Selecting the pricing objective:
- While there are several factors for setting the pricing, Quaker Oats under Pepsico follows "maximum market share" scheme. They believe a higher sales volume will lead to lower unit costs and higher long-run profit. They set the lowest price, assuming the market is price sensitive and a low price stimulates market growth.
- Production and distribution costs fall with accumulated production experience and a low price discourages actual potential competition.
- Quaker Oats is a 100% wholegrain and natural source of carbohydrates and dietary fibre.

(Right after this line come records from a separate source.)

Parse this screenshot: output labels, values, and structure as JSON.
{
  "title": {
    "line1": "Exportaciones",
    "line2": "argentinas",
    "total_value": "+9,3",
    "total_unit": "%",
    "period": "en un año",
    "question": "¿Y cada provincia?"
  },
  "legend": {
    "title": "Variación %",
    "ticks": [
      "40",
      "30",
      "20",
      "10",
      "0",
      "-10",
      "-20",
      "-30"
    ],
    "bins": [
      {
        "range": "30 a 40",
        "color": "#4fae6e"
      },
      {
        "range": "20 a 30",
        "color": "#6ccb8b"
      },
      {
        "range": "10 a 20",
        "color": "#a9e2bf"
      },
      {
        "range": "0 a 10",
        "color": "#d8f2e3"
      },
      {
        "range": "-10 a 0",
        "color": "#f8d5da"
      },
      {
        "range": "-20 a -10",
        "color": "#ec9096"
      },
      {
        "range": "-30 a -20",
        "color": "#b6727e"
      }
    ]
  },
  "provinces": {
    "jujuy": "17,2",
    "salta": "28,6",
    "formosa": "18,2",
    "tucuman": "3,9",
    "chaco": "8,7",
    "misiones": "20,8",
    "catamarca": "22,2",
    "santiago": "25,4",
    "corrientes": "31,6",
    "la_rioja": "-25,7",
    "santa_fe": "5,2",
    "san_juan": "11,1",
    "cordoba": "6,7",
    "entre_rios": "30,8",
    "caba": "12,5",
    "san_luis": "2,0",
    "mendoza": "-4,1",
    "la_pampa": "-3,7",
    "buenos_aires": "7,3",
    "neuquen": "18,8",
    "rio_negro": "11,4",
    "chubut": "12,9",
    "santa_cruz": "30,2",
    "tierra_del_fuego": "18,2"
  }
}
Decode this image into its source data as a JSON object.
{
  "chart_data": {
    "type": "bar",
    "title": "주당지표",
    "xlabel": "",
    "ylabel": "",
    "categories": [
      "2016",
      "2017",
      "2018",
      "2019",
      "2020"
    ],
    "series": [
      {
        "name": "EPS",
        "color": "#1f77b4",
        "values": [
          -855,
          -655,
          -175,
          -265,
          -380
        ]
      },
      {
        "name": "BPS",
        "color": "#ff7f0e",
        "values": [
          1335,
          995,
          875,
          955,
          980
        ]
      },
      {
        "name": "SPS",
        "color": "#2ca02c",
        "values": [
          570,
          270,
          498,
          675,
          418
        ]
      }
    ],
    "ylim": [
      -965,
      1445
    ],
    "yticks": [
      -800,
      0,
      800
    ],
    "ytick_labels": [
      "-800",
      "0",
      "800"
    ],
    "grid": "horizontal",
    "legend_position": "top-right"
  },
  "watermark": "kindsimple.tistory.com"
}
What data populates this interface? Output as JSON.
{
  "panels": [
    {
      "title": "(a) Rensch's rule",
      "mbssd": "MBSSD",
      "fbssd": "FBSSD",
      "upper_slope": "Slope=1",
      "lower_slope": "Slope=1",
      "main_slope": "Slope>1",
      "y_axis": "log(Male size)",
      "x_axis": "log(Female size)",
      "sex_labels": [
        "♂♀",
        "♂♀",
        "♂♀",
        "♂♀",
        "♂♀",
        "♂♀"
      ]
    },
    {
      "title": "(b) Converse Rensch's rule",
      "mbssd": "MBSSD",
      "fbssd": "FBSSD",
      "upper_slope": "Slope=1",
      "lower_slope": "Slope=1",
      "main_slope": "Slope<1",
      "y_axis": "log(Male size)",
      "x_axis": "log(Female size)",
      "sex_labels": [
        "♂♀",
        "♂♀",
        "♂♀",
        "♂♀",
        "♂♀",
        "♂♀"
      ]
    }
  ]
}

It has strong heart health benefits and has a soluble fibre called βeta Glucan, which is scientifically proven to help reduce cholesterol.
- It regulates sugar and weight control; easy to digest; filling and energizing (product features that appeal to people).
- Lately, it came up with Masala, Chocolate chip, Cinnamon and Cardamom flavours which are appealing to Indian Palate (more choices).
- Oats are prepared by mixing with boiling water and stirring, hence being referred to as "instant"; once mixed, the oatmeal is ready within a minute. It can also be prepared by adding up to 2/3 cup of water and microwaving for 30-60 seconds (ease and convenience).
- They have maintained their prices during the stages of development and growth in product life cycle (consistency in price).
- It's competitors like saffola oats sells a 40gm pack for Rs 15 and Horlicks sells a 26gm pack for Rs10 unlike Quaker Oats which sells 28gm for Rs 10 (with all the flavours at the same price) (perceived value).
- It's available at almost every kirana store at the same price as that in a general store or a mart (easy availability).